Este vigésimo primero llueve tanto.
Constante líquido evocando morriñas.
La radio anuncia tormentas dispersas.
Liquidez del desamor en demasía.
El mismo cielo; distinto diluvio.
Invariable octubre; viejas costumbres.
Las gotas brillantinas se resisten a caer del garoé,
auténticos cristales de swarovski por un instante.
La gente, bajo el techo del bar, templo y cafetín,
esperan y se desesperan.
Algunos, sostienen el estuche del instrumento
otros, el maletín de piel añeja
y el paraguas medio abierto y herido.
¡Llueve mucho!
Y lo que falta por caer se contabilizaría aún más.
Ofrenda acuosa carente de recompensas.
Homenaje al ser que al llover se espanta
y no entiende de paralelismos del habla.
No puede resumirse en llovizna:
se extrañan las aguas y temen mojarse los peces.
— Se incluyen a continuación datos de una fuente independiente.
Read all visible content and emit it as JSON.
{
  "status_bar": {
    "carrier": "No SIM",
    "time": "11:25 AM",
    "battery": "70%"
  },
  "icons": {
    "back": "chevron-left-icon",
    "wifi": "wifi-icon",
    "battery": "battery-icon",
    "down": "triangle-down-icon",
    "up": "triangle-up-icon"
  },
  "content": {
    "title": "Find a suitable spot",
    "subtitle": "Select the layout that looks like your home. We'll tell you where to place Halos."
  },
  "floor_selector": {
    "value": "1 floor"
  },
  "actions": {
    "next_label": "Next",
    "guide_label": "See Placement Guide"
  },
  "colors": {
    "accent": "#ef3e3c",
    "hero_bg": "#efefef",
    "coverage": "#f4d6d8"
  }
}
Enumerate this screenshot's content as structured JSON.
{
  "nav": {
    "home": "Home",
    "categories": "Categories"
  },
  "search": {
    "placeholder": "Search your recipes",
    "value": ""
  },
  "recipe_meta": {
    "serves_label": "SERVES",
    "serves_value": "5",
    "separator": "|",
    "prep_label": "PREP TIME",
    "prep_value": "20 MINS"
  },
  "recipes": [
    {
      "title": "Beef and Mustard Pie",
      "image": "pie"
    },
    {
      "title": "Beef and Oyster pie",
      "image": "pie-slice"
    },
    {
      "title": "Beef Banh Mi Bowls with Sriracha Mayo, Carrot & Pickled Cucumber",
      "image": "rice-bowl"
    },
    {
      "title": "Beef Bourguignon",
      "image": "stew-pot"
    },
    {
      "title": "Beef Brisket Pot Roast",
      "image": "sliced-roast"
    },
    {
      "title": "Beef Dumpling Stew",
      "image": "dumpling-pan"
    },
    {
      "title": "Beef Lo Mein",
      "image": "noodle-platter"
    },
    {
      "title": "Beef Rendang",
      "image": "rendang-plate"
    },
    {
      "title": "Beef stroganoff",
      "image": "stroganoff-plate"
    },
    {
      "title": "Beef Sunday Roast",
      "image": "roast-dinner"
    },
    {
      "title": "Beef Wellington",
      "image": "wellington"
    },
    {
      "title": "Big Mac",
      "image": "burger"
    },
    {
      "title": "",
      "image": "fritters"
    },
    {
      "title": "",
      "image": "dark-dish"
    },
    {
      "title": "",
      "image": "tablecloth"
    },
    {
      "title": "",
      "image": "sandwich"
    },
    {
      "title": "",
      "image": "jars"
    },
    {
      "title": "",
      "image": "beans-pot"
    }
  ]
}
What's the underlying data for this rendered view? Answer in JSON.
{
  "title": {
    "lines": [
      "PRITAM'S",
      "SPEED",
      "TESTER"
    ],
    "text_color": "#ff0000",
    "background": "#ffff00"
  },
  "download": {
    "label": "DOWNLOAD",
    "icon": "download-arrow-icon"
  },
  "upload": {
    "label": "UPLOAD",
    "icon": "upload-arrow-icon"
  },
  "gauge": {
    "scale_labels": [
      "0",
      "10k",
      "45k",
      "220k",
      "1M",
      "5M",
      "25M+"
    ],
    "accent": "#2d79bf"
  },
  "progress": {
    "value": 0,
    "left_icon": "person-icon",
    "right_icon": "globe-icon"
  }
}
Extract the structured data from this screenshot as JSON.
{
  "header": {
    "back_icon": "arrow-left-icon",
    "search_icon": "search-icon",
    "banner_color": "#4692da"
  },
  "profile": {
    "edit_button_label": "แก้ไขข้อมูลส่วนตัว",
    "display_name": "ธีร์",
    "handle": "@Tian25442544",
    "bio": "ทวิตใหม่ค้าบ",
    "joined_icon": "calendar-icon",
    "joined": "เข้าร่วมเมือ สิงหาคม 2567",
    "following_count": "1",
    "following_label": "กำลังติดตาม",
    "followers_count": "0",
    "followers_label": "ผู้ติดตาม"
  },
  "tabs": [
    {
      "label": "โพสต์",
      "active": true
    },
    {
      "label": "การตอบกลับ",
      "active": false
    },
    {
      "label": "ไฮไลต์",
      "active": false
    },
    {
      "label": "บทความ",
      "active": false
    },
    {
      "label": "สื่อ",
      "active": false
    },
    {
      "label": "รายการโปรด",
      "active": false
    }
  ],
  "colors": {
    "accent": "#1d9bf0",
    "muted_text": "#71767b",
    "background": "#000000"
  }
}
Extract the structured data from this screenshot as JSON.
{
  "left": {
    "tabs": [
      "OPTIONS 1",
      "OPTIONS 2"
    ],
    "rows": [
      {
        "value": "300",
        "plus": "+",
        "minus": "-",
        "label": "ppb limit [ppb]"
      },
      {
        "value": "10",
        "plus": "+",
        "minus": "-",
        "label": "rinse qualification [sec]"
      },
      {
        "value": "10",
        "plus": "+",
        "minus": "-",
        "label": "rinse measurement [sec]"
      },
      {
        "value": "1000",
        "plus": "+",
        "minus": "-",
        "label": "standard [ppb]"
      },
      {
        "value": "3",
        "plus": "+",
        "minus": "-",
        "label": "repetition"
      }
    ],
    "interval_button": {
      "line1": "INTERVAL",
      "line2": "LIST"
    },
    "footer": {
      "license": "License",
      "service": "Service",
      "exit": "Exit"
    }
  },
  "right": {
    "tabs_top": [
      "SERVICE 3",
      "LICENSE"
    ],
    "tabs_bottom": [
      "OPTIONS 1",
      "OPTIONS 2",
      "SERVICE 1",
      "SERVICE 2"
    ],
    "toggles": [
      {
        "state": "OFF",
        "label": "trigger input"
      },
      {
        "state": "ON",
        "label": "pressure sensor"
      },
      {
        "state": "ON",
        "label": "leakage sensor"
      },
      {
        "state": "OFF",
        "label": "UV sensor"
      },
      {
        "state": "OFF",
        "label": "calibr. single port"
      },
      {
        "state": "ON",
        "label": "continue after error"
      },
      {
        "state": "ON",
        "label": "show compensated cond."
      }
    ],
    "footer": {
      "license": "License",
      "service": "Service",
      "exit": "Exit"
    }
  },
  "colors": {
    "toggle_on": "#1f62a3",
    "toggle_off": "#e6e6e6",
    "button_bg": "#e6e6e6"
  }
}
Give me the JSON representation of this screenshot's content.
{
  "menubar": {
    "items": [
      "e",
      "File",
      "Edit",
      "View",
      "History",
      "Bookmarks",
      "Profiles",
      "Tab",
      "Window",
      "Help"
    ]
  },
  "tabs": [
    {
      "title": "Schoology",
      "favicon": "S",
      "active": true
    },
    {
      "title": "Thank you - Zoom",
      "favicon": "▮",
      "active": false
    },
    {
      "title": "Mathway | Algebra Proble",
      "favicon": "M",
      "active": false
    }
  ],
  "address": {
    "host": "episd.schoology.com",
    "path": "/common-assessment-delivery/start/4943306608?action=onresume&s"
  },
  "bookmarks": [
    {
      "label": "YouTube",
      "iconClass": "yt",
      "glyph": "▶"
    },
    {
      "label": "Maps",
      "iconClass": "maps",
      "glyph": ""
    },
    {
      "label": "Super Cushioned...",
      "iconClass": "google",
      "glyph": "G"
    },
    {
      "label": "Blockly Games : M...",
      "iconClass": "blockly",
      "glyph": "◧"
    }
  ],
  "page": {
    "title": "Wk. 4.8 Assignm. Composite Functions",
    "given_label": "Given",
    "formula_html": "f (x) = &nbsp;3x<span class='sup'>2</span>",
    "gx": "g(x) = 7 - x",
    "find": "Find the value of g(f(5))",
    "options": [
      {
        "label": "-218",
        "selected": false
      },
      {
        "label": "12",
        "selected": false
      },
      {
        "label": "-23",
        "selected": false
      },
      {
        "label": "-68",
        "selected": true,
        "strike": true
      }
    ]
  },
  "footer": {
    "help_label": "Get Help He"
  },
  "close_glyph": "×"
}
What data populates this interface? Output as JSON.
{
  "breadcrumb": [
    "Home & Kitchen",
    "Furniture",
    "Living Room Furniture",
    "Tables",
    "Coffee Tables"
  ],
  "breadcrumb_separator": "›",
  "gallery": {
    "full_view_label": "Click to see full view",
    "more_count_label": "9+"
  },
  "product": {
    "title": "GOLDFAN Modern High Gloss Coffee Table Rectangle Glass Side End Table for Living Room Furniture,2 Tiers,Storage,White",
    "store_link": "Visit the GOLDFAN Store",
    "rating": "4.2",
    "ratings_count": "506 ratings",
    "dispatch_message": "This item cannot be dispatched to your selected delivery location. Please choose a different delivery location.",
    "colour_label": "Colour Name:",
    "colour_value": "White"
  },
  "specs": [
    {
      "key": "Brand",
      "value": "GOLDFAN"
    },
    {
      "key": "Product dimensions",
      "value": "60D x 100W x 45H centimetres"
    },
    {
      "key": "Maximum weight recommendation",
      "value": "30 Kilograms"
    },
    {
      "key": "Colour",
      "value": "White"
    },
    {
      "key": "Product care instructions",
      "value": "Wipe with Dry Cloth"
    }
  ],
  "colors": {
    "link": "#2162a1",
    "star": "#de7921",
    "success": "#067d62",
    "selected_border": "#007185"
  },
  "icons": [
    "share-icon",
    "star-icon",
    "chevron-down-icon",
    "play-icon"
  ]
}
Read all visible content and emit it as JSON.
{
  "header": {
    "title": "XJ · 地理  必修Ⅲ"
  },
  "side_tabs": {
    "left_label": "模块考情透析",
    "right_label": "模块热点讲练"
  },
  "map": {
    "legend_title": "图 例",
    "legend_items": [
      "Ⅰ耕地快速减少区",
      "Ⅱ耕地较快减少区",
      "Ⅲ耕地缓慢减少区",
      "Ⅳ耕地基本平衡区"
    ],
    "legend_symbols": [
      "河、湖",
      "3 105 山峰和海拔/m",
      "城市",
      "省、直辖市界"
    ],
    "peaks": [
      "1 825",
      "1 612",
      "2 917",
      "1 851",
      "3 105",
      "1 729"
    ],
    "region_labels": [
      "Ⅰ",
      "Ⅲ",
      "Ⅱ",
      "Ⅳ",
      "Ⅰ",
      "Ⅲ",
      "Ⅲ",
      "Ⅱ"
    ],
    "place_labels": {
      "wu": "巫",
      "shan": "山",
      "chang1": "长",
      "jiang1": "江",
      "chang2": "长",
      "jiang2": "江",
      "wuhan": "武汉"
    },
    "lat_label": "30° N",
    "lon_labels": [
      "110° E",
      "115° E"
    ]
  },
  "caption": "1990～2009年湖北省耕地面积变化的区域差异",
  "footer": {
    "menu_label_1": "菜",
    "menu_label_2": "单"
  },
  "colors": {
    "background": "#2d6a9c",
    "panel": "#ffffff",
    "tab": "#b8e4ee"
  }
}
Las estrellas del cielo estarían dorándose;
Las marinas, bronceándose u oxidándose.
Dionisíaco raudal, apolínea glosa.
Llueve y el conteo de las gotas traslúcidas se pierde.
Hacen mimos entre las ramas de los sauces
y se desconoce el acto de magia.
Falsetes de te amos entre las marquesinas.
Su visita no hace alarde al silencio.
Basta extender las manos
para denotar que no ha escampado.
Se asperjaban sobre el rostro
y el alma lo relamía hasta secarse.
Llovía y el encuentro no quería mojarse.
Se hará noche y los grillos concertinos
volverán a irrumpir el sueño de los arcángeles y el demontre.
Lloverá y el asqueroso embalse
se atiborrará de poesías púdicas otra vez.